Tak lama setelah perpindahan kekuasaan Jawa, di dalam tubuh Tentara Kekaisaran Jepang terjadi perdebatan tentang kebijakan militer yang akan dijalankan di Pulau Jawa. Perdebatan tersebut untuk sementara berakhir dengan dijalankannya kebijakan garis lunak Letnan Jenderal Hitoshi Imamura, Gubernur Jenderal Jawa setelah transisi kekuasaan, yang untuk sementara mengizinkan bangkitnya gerakan kemerdekaan Indonesia dan pembentukan organisasi pelatihan ketentaraan bagi orang-orang Jawa. Kesempatan ini digunakan dengan baik oleh Shimazaki untuk menjadi pemimpin Seinen Dojo ("Perguruan Pemuda"), sebuah organisasi pelatihan militer untuk para pemuda Indonesia yang akan menjadi bagian dari unit asing Pasukan Khusus Tentara Ke-16 Jepang. Dalam pelatihan yang sangat keras dan disiplin, mulailah muncul tiga anggota Seinen Dojo yang menonjol, yaitu Nurhadi (Iqbal Pakula), Asep (Aulia Achsan), dan Parto (Fajar Umbara). Muncul juga Aryati (Lola Amaria), seorang perawat yang dengan antusias mendukung gerakan kemerdekaan yang diinginkan Shimazaki, dan kemudian menjadi dekat dengan Shimazaki. Dalam organisasi ini, Shimazaki berteman dengan teman baiknya, Letnan Miyata (Naoki Hosaka); Instruktur perang Sersan Tsukamoto (Koji Tsukamoto) dan Prajurit Satu Kuriyama (Kenji Anan); Instruktur senjata api Prajurit Satu Kurokawa (So Yamanaka), Prajurit Oikawa (Fumiaki Hori) dan Kopral Abe (Tatsuya Hokimoto); dan penterjemah Kawamura (Kenji Mizuhashi) yang separuh Jepang-Jawa. Mereka bersama-sama menjadi pengajar dan instruktur dalam kamp pelatihan pemuda Indonesia tersebut. Pelatihan sangat keras yang mereka jalankan di Seinen Dojo membakar semangat para pemuda Indonesia untuk berjuang “sampai mati“ demi kemerdekaan Indonesia baru yang dijanjikan Jepang.

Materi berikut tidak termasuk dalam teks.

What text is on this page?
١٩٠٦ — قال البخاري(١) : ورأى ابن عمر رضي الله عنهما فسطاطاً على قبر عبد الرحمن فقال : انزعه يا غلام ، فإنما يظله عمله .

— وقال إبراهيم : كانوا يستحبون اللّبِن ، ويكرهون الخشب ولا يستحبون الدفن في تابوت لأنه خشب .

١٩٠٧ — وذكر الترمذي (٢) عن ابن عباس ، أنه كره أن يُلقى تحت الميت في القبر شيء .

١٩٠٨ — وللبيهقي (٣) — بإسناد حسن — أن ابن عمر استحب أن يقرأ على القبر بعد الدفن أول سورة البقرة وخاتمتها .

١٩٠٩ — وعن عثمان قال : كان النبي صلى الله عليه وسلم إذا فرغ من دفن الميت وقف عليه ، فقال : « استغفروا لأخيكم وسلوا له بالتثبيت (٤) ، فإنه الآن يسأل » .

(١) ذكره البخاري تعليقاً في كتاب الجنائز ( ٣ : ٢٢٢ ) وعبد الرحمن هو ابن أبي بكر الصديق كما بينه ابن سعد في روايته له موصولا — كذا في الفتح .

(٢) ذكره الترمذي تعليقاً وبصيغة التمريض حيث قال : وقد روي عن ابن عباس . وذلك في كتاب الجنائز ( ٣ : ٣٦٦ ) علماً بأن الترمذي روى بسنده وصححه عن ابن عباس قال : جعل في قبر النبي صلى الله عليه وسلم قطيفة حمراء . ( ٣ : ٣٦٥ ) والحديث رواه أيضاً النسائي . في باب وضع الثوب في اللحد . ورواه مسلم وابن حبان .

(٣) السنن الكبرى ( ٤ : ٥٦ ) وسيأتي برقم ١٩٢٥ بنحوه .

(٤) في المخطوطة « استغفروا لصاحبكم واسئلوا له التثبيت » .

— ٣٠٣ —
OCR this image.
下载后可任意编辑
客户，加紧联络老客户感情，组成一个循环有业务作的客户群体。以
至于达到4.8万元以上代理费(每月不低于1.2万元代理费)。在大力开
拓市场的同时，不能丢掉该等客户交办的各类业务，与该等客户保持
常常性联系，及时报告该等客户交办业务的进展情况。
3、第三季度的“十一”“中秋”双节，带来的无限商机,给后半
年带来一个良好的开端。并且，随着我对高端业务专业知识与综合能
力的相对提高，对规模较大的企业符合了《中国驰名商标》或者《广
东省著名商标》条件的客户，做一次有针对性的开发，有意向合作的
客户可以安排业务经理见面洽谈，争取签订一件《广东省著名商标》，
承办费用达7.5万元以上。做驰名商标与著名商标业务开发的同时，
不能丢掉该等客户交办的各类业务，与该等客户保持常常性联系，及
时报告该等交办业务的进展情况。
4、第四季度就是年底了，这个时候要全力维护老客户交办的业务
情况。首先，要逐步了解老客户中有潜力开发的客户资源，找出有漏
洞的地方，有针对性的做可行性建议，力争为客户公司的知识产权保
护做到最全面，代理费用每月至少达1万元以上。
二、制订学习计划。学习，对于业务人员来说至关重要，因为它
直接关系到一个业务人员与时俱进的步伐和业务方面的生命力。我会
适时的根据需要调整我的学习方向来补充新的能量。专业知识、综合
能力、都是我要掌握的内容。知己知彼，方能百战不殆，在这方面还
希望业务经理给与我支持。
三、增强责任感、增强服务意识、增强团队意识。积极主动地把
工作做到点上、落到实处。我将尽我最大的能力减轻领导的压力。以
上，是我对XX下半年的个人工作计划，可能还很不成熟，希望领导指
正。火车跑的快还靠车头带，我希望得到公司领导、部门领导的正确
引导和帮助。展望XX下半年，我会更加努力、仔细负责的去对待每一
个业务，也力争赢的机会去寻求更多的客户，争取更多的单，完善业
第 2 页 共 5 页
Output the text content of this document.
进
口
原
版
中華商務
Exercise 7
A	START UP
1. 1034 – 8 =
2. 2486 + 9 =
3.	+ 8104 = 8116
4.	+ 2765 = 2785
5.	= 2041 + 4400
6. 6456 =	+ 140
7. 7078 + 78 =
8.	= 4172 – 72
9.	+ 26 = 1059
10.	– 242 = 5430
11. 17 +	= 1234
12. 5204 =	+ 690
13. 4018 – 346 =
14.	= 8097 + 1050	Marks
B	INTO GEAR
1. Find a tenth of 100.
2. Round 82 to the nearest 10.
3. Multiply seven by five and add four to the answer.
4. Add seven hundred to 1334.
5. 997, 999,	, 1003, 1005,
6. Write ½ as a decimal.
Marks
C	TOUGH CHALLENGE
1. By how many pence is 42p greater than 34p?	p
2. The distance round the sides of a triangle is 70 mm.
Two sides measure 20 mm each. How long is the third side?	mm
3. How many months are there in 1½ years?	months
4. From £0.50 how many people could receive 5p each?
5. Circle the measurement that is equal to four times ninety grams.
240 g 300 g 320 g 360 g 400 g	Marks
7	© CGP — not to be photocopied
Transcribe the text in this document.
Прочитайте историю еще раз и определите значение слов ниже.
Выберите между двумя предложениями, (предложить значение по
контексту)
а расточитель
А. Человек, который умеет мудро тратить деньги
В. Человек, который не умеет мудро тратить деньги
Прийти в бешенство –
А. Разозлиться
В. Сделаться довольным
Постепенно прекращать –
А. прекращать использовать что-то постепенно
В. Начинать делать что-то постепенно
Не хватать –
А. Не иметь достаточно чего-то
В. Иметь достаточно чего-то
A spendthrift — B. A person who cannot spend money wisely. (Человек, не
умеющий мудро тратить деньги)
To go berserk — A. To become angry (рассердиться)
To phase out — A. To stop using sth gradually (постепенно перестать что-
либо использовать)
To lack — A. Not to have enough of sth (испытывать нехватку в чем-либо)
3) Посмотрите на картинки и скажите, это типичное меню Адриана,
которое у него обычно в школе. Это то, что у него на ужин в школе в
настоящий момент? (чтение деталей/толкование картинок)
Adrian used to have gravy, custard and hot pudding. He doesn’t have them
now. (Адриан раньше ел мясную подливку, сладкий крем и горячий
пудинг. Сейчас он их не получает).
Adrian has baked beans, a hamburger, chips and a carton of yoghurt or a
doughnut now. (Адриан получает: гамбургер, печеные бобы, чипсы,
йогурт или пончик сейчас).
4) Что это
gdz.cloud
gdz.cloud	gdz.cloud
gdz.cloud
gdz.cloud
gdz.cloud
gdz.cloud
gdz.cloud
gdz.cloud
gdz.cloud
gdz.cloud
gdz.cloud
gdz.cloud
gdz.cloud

Setelah beberapa bulan di bawah pendudukan Jepang, situasi Jawa pun mulai berubah. Mulai terjadi konflik-konflik antara masyarakat Jawa dengan Tentara Jepang, seperti yang dialami Parto. Parto dipukuli oleh kapten tentara Jepang yang ingin menggoda Ayu (Ayu Maharani), adik Parto yang masih remaja. Hal ini membuat Nurhadi yang marah melampiaskan kemarahannya pada kapten Jepang tersebut dengan menghajarnya. Peristiwa ini disambut dengan negatif oleh pihak tentara Kekaisaran Jepang dengan memutuskan untuk membubarkan Seinen Dojo yang membuat Shimazaki murka namun tidak bisa berbuat apa-apa. Namun di sisi lain, pasukan Jepang mulai mengalami kekalahan-kekalahan besar dalam berbagai kampanye perang dengan Pasukan Sekutu. Karena hal ini, dibentuklah kemudian Tentara Sukarela PETA (Pembela Tanah Air) Jawa untuk membela Jawa dari serangan sekutu yang berniat merebut Jawa kembali. Para anggota Seinen Dojo, termasuk Nurhadi, Asep, dan Parto kemudian bergabung ke dalam angkatan bersenjata sukarela yang baru lahir ini.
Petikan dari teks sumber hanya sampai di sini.